Nutrition-supportive
Nutrition supportive ordinances are local legislative efforts that aim to address the underlying causes of malnutrition such as insufficient access to health services and an unhealthy environment. Ordinances under this cluster ensure that programs on health, water and sanitation reach the people, particularly the nutritionally-vulnerable groups, subsequently ensuring an enabling environment for the achievement of positive nutrition outcomes.
Food Security
The cluster on Food Security includes ordinances that ensure that people at all times, have physical, social, and economic access to sufficient, safe, and nutritious food that meets their food preferences and dietary needs for an active and healthy life. Ordinances around food production including household and community food gardens, livelihood, and employment generation in the communities along with similar ordinances are part of this cluster. Many of these projects are considered under the Nutrition-sensitive Program of the PPAN 2017-2022.
Codes
Codes have been enacted by local governments to provide a comprehensive guiding reference to various instrumentalities of local government and the constituency on broad development concerns within the LGU such as health, children’s rights and welfare, and gender and development. Nutrition as a multisectoral concern has been built into these various codes which has facilitated effective implementation of nutrition programs, projects, and activities in the LGU.
Nutrition Education and Promotion
Nutrition education and promotion is an important facet of local nutrition programs where constituents are provided with reliable and useful nutrition information that will translate into positive knowledge, attitudes, and practices across target groups. Programs in pursuant of this are institutionalized into ordinances enacted by local governments in recognition of the need to communicate nutrition knowledge in the LGU.
Program Management
Institutionalization of nutrition programs are pursued through the enactment of ordinances that define the nutrition program, its coverage, components, and the coordinating and implementing mechanisms that will ensure effective local nutrition program management within the LGU. Ordinances within this cluster ensure that program structures are in place and are effectively implemented by the involved offices in the LGU.
Human Resources
Effective local nutrition program management requires a human resource base that is harnessed by the LGU to coordinate and deliver the services to the constituents, with quality and coverage. In this regard, local governments have enacted ordinances that create, organize, as well as compensate the nutrition human resource requirement of the LGU, from nutrition officers, nutritionist-dietitians, and the frontline nutrition workers – the Barangay Nutrition Scholars (BNS).
Regulation
Various regulatory laws have been passed by the national government that aim to protect the rights of the people to good nutrition and help facilitate the achievement of positive nutrition outcomes among the people. These laws and issuances are adopted and operationalized by local governments through the enactment of local ordinances that respond and adapt the said national policies into the local setting.

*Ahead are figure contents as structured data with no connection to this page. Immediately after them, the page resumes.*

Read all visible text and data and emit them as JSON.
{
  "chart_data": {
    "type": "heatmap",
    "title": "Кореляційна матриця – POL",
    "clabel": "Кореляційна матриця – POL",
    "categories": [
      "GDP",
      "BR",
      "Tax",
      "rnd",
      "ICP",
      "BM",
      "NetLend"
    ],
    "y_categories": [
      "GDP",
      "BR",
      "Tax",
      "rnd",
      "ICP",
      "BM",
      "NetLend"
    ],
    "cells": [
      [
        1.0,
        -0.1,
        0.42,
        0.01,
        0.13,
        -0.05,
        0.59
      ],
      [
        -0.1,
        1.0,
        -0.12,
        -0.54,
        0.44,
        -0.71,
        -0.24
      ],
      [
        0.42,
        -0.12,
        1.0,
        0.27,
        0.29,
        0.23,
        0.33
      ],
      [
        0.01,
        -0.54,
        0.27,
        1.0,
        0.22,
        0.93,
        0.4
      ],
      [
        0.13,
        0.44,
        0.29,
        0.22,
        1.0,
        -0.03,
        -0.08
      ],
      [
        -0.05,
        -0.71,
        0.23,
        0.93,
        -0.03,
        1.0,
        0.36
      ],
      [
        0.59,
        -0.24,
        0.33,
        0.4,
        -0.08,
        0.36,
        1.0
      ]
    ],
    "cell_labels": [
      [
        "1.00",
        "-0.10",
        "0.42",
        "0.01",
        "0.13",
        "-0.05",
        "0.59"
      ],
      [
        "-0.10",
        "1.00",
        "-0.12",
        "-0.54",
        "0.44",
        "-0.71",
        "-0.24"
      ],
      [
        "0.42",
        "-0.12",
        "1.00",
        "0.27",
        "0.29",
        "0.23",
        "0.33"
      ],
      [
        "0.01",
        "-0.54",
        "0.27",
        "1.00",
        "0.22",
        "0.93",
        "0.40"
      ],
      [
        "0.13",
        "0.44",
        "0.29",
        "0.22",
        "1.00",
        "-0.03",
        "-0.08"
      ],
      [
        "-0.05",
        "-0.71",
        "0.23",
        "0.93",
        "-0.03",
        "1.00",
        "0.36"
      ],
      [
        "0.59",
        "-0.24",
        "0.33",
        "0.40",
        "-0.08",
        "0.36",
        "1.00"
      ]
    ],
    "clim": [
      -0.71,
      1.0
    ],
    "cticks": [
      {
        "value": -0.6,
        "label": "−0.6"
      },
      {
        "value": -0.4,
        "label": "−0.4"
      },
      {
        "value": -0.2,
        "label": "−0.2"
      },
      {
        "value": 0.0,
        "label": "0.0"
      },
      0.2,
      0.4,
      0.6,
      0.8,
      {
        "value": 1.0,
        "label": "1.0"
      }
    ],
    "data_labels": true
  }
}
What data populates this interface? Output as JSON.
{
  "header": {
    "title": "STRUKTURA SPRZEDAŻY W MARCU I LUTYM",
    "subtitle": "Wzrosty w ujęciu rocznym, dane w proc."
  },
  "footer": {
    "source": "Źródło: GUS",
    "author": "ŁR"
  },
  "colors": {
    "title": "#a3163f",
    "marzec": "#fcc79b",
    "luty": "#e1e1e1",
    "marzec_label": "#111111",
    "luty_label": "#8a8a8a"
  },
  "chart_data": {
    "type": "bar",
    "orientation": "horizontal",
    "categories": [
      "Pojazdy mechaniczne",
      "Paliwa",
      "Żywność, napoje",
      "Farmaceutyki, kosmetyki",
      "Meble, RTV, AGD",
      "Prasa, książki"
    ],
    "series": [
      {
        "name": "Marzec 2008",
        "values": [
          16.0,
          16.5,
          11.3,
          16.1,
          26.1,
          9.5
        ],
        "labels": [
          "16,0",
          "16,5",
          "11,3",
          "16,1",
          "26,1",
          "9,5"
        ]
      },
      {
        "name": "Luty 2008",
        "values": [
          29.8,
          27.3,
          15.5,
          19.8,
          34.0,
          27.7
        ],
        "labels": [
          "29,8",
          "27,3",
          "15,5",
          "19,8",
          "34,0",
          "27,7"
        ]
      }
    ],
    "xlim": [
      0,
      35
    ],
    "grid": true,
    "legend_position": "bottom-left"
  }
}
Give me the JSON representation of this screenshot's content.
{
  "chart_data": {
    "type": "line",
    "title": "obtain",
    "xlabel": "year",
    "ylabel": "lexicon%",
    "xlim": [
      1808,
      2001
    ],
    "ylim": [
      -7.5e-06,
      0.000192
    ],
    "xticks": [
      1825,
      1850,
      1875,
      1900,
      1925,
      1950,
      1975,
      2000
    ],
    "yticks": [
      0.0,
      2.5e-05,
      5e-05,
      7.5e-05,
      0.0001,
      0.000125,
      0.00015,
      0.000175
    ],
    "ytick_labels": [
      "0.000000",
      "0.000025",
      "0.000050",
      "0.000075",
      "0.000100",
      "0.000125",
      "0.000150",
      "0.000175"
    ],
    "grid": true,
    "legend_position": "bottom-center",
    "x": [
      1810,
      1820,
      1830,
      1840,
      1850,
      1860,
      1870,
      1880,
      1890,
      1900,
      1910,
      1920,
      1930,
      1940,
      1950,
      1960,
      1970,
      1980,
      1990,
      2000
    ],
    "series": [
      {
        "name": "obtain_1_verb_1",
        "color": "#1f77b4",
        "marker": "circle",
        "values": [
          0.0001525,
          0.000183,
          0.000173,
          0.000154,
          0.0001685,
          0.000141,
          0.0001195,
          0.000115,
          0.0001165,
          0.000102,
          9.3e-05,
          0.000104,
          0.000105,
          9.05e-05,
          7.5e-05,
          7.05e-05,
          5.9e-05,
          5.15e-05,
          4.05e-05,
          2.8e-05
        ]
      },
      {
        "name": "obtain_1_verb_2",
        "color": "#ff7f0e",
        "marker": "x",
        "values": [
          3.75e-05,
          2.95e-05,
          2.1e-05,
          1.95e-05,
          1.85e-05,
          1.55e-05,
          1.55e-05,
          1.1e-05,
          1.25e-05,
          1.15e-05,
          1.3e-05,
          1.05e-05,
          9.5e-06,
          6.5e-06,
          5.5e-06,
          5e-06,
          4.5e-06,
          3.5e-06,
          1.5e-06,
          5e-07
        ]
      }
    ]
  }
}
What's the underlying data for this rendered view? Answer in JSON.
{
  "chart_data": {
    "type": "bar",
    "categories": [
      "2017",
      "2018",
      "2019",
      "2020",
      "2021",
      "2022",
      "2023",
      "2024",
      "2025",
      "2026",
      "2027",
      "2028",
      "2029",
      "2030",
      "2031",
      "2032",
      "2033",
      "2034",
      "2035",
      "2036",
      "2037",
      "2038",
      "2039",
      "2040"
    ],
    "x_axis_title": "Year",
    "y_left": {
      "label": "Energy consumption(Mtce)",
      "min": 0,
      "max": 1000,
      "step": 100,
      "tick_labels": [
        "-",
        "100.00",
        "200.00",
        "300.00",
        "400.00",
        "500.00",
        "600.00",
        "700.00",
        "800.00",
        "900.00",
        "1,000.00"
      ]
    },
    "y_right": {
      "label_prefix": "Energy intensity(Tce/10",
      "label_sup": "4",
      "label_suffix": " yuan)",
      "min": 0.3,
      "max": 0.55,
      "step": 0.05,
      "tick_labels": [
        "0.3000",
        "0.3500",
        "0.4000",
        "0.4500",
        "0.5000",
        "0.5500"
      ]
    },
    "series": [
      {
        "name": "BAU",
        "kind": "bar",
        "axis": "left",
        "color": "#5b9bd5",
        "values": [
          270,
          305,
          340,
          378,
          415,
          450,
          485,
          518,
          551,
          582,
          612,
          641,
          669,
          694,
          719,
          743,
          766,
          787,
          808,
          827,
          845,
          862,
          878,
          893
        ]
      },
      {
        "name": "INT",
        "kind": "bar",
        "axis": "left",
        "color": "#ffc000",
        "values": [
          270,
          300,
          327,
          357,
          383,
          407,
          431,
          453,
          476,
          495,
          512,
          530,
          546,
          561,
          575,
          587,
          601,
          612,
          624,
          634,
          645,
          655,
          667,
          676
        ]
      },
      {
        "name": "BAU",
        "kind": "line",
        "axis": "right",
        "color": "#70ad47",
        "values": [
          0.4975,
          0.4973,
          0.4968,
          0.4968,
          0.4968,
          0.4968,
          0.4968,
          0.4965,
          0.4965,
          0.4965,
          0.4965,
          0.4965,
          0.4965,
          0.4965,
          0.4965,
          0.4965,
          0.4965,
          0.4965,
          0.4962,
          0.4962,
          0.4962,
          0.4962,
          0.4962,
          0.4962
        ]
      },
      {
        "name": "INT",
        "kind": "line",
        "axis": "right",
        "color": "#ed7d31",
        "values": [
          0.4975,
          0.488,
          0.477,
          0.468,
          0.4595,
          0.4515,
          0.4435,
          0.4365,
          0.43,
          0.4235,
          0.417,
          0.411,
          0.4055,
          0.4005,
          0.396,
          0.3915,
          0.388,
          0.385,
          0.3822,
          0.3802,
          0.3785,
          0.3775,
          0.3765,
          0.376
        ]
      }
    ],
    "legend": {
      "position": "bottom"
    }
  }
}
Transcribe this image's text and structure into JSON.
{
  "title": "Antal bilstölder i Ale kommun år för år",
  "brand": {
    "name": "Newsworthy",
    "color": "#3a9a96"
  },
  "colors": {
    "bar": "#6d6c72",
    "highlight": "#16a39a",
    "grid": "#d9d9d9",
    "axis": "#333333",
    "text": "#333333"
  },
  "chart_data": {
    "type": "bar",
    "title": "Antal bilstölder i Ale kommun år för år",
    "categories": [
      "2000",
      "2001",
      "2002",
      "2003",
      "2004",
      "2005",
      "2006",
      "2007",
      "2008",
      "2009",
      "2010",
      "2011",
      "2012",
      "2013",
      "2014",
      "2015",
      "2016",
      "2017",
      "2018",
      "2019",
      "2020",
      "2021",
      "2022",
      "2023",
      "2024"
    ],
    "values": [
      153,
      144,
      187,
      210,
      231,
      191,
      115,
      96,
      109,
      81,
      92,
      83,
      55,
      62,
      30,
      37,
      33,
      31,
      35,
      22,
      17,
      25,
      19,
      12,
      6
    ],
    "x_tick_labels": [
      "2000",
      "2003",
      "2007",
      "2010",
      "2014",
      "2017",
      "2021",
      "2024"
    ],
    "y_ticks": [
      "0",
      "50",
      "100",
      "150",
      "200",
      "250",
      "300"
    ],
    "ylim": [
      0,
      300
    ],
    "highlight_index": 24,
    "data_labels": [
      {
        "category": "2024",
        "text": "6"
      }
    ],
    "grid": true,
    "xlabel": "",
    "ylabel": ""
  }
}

Ordinances tagged under Regulation can be further clustered into ordinances on food fortification, salt iodization, healthy foods for schoolchildren, and food safety.
Financing
Financing is an important component of effective local nutrition program implementation. There are ordinances enacted by local governments which feature innovative financing strategies, such as taxation, percentage allocations, and supplemental appropriations, to secure budgets for their local nutrition programs.